Sindaci e legge Bassanini
No alla terza legislatura
Da Il Quotidiano della Calabria di giovedì 28 settembre 2006
Con una certa alternanza periodica capita di leggere del “bisogno” di rivedere la legge Bassanini sulle autonomie locali. Una rilettura che, per la verità, nasconde più sostanzialmente un bisogno del potere costituito volto a consolidare se stesso, piuttosto che a garantire democraticità e continuità al sistema amministrativo. E bene ha fatto, solo qualche giorno fa, il deputato Laratta a risollevare l’argomento, la cui discutibilità non sempre si nutre della complessiva materia che afferisce e implica la governabilità di un Comune, intesa come rete di rapporti tra amministratori e amministrati.
Riagganciandomi all’incipit, la dice lunga quella “vibrante” richiesta di cambiare la legge che vieta la terza legislatura ai sindaci in carica, di cui riferisce il deputato calabrese. Non mi pare di scoprire l’arcano se individuiamo in quella istanza pressante proprio degli interessati soggetti politici. Salvaguardando le positive eccezioni (ma sempre eccezioni restano) dei buoni e sensati gestori della cosa pubblica, è sotto gli occhi di tutti il despotismo conclamato che incarnano molti sindaci nel loro rapporto quotidiano. E ciò sia nei confronti dei privati cittadini (segnatamente quelli che non sono funzionali a quella maggioranza) che verso dipendenti pubblici e ovviamente con l’opposizione. Tre categorie che quella categoria di amministratori non si fanno scrupolo di definire “nemici” piuttosto che avversari o cittadini di diversa opinione. E allora non è raro il caso che questi vengano presi di mira con effetti circa lo stato dei diritti (che vengono impunemente negati) dei cittadini-contribuenti, o addirittura mobbizzati. Quanto, poi, poteva essere ragionevolmente prevedibile un atteggiamento siffatto, assolutamente antidemocratico, da quella legge Bassanini che ha modificato il rapporto tra un sindaco e i suoi concittadini in nome di una pretesa stabilità amministrativa, ciò è tutto da dimostrare.
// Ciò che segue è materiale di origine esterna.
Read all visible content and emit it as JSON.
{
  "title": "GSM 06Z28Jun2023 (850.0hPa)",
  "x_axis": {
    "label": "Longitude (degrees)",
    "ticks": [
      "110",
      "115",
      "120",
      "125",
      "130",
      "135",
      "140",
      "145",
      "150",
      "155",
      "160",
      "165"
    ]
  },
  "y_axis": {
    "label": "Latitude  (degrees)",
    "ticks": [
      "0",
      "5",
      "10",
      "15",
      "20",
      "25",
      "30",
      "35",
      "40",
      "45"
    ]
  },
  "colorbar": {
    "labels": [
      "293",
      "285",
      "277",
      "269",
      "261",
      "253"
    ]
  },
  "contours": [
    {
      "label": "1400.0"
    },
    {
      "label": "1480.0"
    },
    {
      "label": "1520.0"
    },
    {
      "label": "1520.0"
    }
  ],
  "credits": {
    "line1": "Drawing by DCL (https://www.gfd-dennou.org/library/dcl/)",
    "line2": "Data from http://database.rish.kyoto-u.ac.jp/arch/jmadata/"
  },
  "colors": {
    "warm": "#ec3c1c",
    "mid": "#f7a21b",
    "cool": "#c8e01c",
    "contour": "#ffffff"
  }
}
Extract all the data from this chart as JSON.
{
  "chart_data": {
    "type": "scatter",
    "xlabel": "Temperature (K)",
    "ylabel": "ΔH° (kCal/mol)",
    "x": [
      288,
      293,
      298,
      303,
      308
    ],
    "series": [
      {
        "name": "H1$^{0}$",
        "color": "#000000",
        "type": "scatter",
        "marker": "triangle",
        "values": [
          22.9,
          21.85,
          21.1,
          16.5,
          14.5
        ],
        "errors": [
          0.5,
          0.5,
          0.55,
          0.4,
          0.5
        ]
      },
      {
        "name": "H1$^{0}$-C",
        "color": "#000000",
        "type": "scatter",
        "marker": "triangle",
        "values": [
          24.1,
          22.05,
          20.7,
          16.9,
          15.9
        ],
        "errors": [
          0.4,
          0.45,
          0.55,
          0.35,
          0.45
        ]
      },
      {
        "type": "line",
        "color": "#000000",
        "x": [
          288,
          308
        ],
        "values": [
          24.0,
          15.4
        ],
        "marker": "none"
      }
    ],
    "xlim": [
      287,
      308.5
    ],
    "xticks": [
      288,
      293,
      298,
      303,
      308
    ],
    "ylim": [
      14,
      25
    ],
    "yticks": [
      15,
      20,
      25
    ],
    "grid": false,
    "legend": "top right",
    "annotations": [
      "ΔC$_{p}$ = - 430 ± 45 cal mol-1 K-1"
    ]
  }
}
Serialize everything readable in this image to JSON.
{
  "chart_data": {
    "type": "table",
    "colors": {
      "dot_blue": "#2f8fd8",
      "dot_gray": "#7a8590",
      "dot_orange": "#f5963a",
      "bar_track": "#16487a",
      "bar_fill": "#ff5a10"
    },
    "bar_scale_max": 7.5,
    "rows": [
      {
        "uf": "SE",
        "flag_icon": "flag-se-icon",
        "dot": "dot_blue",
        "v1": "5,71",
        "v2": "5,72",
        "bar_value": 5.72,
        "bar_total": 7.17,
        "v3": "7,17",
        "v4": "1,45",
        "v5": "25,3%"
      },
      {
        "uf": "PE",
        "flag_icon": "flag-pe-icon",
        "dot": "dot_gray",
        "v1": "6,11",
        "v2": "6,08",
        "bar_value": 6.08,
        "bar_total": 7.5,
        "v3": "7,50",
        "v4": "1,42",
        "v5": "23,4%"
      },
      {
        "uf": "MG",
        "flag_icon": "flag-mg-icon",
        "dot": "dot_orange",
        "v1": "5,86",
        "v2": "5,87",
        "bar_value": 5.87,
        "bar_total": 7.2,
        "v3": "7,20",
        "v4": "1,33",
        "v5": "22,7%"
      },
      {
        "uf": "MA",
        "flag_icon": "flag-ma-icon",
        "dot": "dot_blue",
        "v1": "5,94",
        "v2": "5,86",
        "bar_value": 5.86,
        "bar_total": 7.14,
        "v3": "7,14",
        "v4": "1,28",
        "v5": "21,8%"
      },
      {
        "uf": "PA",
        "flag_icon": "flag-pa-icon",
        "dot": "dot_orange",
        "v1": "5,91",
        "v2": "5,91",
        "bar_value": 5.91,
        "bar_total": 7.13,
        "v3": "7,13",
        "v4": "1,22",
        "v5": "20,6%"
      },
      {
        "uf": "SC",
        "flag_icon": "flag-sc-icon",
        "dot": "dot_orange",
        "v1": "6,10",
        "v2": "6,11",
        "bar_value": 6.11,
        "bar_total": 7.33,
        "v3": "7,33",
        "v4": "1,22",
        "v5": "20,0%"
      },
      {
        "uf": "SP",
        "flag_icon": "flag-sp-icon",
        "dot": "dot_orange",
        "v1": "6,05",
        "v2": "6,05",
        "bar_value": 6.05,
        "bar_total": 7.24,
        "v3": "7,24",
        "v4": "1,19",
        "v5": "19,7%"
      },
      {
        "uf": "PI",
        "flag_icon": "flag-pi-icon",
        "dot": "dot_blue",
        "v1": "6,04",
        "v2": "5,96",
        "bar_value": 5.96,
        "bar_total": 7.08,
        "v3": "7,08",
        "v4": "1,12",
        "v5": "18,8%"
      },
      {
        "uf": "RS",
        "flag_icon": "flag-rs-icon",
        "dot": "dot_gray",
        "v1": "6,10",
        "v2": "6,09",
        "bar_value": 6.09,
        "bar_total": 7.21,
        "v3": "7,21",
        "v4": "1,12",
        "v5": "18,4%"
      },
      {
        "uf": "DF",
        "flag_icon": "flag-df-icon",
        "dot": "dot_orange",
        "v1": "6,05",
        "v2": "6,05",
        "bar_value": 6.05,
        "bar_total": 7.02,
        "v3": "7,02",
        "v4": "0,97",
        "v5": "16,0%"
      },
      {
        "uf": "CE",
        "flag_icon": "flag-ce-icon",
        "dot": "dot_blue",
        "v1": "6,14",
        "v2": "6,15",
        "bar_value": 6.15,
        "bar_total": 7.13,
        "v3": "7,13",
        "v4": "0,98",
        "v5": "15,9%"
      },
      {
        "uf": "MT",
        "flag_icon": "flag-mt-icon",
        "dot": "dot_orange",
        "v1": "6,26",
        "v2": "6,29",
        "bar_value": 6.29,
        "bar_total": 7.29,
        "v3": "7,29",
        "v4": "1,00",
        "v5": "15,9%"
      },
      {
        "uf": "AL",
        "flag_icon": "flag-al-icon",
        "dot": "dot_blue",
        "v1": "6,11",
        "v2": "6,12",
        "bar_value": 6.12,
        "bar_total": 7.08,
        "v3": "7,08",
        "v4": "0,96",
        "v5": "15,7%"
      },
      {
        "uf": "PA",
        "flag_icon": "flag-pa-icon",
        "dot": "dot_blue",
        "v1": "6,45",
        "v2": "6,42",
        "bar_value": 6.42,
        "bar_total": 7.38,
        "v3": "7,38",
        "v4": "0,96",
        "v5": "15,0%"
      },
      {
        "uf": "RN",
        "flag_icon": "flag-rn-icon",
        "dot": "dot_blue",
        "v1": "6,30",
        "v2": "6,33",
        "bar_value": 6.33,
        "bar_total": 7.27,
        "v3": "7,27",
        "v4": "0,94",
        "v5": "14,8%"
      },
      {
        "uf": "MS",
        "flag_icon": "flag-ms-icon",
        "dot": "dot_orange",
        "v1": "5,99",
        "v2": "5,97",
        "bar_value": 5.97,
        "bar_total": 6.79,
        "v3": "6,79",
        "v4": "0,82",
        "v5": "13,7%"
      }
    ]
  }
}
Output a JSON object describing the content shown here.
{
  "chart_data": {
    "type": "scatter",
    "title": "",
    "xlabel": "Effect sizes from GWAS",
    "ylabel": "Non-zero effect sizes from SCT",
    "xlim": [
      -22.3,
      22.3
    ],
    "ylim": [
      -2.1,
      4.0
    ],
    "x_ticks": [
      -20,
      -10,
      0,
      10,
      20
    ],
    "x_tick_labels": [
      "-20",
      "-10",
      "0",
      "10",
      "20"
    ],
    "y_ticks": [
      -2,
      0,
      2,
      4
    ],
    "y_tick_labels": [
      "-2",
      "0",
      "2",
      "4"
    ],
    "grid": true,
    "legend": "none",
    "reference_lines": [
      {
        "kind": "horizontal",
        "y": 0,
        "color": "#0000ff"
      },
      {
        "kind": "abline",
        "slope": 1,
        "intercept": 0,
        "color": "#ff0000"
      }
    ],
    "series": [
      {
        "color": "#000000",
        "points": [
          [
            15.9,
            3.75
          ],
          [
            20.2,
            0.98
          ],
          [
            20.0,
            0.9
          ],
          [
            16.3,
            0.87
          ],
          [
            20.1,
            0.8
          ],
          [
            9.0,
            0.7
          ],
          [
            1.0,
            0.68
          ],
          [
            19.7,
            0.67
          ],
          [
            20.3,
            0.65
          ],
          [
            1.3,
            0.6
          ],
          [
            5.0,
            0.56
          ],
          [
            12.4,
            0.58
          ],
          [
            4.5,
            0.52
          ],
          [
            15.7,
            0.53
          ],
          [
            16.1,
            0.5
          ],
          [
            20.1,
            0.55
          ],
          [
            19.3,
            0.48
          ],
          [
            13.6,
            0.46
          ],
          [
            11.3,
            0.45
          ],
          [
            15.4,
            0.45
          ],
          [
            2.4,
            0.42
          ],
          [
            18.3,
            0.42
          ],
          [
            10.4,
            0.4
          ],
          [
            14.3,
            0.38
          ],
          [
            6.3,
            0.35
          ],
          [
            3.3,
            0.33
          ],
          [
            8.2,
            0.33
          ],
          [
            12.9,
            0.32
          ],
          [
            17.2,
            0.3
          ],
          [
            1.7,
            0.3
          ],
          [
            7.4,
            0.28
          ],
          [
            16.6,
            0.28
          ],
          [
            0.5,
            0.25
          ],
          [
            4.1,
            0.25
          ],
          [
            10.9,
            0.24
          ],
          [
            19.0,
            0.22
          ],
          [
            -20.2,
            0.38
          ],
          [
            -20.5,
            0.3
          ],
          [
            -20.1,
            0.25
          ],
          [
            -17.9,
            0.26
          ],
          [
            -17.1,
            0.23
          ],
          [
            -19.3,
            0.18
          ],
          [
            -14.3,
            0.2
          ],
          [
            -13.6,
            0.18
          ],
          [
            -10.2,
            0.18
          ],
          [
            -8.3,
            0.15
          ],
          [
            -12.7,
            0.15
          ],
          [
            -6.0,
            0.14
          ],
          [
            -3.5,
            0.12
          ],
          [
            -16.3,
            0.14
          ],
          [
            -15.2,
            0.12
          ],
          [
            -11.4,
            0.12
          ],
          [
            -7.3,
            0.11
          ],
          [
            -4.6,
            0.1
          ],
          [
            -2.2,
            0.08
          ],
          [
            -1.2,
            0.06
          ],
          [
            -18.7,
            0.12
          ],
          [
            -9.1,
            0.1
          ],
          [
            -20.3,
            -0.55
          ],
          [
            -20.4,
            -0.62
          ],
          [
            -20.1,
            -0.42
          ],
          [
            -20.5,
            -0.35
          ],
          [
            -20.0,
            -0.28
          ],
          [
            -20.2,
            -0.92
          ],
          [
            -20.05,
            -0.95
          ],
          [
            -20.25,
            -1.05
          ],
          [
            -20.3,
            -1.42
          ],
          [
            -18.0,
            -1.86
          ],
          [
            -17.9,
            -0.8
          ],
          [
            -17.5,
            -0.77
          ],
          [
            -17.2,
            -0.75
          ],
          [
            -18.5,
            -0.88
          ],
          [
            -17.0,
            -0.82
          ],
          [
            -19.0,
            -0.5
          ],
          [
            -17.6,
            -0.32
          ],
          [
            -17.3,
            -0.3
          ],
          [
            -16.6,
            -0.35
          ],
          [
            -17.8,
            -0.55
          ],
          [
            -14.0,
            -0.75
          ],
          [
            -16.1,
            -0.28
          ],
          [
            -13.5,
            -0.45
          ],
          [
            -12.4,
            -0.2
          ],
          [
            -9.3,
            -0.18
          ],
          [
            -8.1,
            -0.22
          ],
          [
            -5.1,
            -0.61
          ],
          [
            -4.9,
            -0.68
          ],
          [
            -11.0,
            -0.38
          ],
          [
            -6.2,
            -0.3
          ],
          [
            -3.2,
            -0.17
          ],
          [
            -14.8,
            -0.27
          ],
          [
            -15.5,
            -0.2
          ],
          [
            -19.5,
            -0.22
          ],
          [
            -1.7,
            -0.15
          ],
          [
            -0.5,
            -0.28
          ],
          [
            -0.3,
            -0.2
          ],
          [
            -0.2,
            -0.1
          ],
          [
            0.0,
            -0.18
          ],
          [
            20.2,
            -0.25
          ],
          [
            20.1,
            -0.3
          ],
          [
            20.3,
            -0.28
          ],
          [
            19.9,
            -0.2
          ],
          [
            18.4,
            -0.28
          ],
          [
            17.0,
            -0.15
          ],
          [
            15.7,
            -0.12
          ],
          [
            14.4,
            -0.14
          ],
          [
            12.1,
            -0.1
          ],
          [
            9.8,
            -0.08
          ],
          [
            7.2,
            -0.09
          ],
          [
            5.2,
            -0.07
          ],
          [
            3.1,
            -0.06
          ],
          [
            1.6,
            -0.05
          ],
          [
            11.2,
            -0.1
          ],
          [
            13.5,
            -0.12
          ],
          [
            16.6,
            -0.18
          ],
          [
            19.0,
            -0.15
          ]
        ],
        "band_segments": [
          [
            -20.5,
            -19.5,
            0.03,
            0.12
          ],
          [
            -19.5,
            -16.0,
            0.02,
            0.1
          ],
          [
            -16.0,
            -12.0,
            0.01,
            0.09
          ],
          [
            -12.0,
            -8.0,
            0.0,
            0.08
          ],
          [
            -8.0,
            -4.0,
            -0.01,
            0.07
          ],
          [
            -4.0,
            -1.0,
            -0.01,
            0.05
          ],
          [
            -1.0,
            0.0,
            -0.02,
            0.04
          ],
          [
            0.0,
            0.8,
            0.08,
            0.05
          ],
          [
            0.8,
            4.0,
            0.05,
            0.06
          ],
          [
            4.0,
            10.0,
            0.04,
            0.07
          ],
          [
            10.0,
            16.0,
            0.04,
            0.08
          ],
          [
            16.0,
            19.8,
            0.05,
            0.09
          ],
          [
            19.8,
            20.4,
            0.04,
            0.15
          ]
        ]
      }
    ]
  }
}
E’ invece facilmente dimostrato quanto quella dispotica “sufficienza” abbia nuociuto a una reale e concreta funzione di controllo sugli atti amministrativi da parte delle minoranze.
Le quali se vogliono effettivamente svolgere il proprio ruolo devono ricorrere ai Tar. La eliminazione dei Comitati di controllo, evidentemente, non è stata surrogata da un’altrettanto efficace vigilanza prefettizia. Da questo punto di vista, dunque,
Ecco perché, molto opportunamente il rappresentante cosentino della Margherita propone la estensibilità del divieto a una legislatura oltre la seconda anche a consiglieri regionali e deputati o senatori. E ragionevolmente, perché ci possa essere un ricambio, a chi “rischia” di egemonizzare un’istituzione per 50 anni. E’, al contrario, auspicabile che si lasci spazio alle nuove generazioni, e a queste si dia concreto esempio che se per un verso si combatte il carrierismo politico, si vuole garantire un’aspettativa di servizio ai cittadini disposti e capaci.